Students who have accompanied him to England often comment on his extremely high level of personal engagement, which was so strong it was impossible for them not to become equally engaged in the literature they studied and the various sites they visited. For many students accompanying him to England, whether as part of his yearly summer programs in Oxford, or during one of the semester-long programs he has also directed in London, was a transformative experience.

I can honestly say that Christopher Armitage is responsible for one of the most memorable experiences of my life. Whether we were attending a performance with world renowned actors, reading sonnets on a sunny patch of grass, or simply talking informally, Armitage made Shakespeare--and London--come alive for me.

A scholar of amazing breadth, Professor Armitage has taught over 20 different English courses over his long career in the Chapel Hill classrooms.
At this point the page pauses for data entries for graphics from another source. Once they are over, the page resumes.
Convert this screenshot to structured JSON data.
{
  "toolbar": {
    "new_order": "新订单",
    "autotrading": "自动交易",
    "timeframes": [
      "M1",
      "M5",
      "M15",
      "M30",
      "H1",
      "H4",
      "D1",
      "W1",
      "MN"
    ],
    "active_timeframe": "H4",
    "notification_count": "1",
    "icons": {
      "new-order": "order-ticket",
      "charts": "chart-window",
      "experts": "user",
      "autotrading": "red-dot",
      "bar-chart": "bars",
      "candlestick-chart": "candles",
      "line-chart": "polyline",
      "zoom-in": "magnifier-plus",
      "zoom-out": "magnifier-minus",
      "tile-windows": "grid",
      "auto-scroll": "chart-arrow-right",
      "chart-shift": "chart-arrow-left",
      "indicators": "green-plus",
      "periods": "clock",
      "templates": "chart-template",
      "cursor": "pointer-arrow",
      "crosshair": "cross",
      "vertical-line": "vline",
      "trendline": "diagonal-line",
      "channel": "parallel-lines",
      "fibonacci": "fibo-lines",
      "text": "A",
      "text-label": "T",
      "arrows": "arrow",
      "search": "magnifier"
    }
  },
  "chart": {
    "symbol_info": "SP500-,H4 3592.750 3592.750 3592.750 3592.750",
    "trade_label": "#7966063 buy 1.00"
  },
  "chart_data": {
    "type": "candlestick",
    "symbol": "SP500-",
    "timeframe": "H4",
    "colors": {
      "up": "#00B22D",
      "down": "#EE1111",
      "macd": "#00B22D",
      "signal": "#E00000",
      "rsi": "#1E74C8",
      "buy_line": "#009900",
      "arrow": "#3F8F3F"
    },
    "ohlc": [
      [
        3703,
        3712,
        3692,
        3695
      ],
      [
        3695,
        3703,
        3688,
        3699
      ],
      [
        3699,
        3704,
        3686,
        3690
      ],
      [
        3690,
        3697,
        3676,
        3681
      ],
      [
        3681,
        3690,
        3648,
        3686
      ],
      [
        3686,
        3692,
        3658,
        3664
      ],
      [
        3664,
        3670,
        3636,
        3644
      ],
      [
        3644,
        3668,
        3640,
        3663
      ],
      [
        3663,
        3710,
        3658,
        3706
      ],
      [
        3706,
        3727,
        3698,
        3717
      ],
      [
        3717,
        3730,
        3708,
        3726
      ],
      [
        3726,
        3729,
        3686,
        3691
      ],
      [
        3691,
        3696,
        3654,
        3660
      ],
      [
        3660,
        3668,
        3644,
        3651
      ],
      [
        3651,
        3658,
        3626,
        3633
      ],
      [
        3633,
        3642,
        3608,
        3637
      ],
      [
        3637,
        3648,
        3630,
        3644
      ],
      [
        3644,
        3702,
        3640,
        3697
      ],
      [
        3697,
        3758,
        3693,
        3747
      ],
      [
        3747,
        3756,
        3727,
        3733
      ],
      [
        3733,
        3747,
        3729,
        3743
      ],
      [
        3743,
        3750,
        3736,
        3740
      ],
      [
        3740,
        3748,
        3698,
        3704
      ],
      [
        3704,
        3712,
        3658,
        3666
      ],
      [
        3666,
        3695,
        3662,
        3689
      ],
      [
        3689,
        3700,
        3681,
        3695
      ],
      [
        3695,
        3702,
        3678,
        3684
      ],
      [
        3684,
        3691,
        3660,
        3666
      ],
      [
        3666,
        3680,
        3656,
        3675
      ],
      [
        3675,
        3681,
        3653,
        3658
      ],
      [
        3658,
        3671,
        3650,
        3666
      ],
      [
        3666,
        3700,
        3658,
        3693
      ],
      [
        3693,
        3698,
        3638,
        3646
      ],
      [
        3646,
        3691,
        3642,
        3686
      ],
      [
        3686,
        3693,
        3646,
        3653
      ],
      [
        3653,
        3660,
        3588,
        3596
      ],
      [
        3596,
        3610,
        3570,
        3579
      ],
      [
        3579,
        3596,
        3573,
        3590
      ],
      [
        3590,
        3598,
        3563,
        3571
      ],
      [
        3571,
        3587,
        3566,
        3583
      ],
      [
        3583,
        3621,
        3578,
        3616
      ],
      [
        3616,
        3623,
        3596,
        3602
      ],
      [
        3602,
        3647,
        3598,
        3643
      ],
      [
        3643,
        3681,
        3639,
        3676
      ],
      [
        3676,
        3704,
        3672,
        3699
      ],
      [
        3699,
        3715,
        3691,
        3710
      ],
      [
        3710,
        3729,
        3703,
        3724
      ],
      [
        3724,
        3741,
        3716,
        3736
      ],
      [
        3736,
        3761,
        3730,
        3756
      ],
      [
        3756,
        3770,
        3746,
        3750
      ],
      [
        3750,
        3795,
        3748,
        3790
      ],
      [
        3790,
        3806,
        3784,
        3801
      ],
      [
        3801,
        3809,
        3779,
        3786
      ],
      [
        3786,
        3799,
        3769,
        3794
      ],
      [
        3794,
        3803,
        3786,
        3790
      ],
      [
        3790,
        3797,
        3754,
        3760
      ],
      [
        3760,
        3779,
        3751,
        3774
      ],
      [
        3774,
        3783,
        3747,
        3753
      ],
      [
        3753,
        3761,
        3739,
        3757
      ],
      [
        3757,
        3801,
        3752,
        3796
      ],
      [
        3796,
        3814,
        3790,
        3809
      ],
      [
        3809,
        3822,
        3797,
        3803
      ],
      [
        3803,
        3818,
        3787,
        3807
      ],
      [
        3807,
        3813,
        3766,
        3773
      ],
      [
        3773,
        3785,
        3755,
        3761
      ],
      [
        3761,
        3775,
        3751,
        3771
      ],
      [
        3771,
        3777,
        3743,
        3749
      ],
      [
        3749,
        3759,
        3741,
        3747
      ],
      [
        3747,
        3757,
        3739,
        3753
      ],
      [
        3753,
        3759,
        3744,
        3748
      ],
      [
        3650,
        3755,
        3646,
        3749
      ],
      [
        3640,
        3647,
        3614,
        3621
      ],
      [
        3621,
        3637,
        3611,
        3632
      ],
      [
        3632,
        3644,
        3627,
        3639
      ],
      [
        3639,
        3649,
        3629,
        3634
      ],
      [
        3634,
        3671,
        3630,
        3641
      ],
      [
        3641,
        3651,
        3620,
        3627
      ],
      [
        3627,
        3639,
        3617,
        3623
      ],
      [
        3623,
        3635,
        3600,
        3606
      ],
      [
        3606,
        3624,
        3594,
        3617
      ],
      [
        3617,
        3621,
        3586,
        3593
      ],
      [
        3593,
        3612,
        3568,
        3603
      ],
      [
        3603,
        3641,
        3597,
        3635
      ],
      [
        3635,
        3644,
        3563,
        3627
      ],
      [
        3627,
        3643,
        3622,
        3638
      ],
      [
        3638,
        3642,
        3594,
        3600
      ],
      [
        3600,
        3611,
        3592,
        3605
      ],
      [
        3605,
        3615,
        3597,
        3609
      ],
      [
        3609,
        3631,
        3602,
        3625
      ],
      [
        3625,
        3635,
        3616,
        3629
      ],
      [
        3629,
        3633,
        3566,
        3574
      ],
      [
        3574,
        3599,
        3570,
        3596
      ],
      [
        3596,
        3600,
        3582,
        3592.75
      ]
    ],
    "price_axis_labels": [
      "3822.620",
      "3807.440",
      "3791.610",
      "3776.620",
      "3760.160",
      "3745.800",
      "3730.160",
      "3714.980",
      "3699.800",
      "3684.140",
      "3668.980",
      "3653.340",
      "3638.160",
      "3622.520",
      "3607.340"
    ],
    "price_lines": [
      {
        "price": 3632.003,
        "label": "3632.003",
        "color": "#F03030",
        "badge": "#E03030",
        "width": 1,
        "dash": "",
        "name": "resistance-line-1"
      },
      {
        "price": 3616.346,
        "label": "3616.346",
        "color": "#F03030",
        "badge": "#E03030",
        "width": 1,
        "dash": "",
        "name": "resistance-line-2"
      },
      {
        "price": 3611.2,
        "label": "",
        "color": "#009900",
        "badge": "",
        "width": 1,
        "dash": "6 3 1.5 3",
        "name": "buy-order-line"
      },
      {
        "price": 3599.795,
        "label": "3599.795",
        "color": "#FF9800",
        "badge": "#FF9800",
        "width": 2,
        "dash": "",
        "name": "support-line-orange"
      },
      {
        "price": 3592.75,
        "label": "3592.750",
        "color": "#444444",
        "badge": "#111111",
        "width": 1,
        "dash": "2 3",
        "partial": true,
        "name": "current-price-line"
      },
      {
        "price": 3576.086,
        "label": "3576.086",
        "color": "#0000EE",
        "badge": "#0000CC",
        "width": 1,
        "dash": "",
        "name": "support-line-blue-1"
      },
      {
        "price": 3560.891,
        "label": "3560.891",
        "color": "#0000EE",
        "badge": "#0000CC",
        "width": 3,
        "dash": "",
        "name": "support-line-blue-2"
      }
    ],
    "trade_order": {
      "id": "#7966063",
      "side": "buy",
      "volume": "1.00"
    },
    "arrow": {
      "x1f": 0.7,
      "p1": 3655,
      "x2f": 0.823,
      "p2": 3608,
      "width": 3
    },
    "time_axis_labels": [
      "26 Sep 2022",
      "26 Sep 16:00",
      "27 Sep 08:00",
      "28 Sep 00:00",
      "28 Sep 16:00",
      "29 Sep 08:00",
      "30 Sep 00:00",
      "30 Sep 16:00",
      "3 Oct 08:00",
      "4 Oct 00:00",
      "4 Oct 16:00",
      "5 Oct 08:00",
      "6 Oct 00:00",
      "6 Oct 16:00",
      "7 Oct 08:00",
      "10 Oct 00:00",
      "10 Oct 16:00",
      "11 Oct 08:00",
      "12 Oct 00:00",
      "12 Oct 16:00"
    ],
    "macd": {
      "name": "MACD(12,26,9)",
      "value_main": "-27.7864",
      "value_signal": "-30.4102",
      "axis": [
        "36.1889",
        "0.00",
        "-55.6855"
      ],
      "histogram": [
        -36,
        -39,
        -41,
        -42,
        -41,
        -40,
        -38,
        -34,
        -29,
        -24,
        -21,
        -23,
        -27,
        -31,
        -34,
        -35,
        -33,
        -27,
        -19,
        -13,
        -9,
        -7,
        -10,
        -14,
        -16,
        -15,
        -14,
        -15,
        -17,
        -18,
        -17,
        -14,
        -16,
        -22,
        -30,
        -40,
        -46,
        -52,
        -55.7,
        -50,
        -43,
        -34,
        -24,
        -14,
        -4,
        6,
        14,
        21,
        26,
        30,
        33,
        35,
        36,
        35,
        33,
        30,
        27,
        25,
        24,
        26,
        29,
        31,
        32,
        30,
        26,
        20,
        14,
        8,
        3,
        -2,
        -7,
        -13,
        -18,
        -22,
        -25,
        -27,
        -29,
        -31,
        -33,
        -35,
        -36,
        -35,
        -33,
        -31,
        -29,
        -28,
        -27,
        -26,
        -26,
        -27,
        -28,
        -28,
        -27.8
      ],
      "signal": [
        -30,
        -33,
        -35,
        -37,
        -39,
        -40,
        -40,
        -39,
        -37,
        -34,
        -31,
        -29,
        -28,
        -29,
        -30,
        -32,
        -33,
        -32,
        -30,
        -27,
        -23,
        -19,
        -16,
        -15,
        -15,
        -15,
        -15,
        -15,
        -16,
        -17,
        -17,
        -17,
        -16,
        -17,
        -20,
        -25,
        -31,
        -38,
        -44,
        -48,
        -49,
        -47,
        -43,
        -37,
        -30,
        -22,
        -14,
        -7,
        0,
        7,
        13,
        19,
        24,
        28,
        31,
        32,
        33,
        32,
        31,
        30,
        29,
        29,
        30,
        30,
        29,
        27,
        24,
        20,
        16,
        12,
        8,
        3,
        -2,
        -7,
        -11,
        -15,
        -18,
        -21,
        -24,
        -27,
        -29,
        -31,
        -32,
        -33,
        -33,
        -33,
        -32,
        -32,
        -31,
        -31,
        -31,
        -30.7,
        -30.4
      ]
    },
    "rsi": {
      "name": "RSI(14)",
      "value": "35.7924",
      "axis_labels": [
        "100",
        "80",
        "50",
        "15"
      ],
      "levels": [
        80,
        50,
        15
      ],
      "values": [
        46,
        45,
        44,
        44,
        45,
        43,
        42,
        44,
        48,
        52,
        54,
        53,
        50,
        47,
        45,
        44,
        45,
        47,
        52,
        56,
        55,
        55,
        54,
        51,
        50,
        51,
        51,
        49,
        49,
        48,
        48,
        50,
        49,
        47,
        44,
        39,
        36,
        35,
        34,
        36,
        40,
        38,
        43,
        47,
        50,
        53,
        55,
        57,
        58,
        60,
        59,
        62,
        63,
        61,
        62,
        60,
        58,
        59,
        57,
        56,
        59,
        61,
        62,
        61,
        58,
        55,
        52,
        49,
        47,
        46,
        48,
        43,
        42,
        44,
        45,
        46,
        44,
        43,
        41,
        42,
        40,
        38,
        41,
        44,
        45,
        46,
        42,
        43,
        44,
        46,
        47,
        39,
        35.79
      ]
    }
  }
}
These have included Modern Poetry and Drama, Shakespeare, Seventeenth-Century Prose and Poetry, Milton, Literature of the Two World Wars, Freshman Composition and First-Year Seminars. In all his courses, his students and colleagues report that he was able to promote a high level of intellectual discourse while maintaining exceptional personal contact and motivation.

Dr. Armitages's requirement that students submit papers to his critical pen was both intimidating and rewarding. While he meticulously pointed out the errors of grammar and syntax, and ways to improve certain passages, he was also quick to praise innovative thinking and artfully worded phrases. Dr. Armitage pushed me to not only write more clearly and concisely, but also to think and to understand more fully what I was reading, what I was saying, and the effect on the listener.

Christopher Armitage has also shared his knowledge across the State of North Carolina by long service with the Carolina Speakers' Bureau. Few who have heard him speak have failed to be impressed not only by his expertise but also by his obvious love and gift for stimulating an appreciation for English literature in others. Not surprisingly he has won virtually every teaching award available to Chapel Hill faculty and was twice awarded a Bowman and Gordon Gray Chair for his excellence in teaching. It is small wonder then that Christopher Armitage is known locally as "The Chapel Hillian Mr. Chips."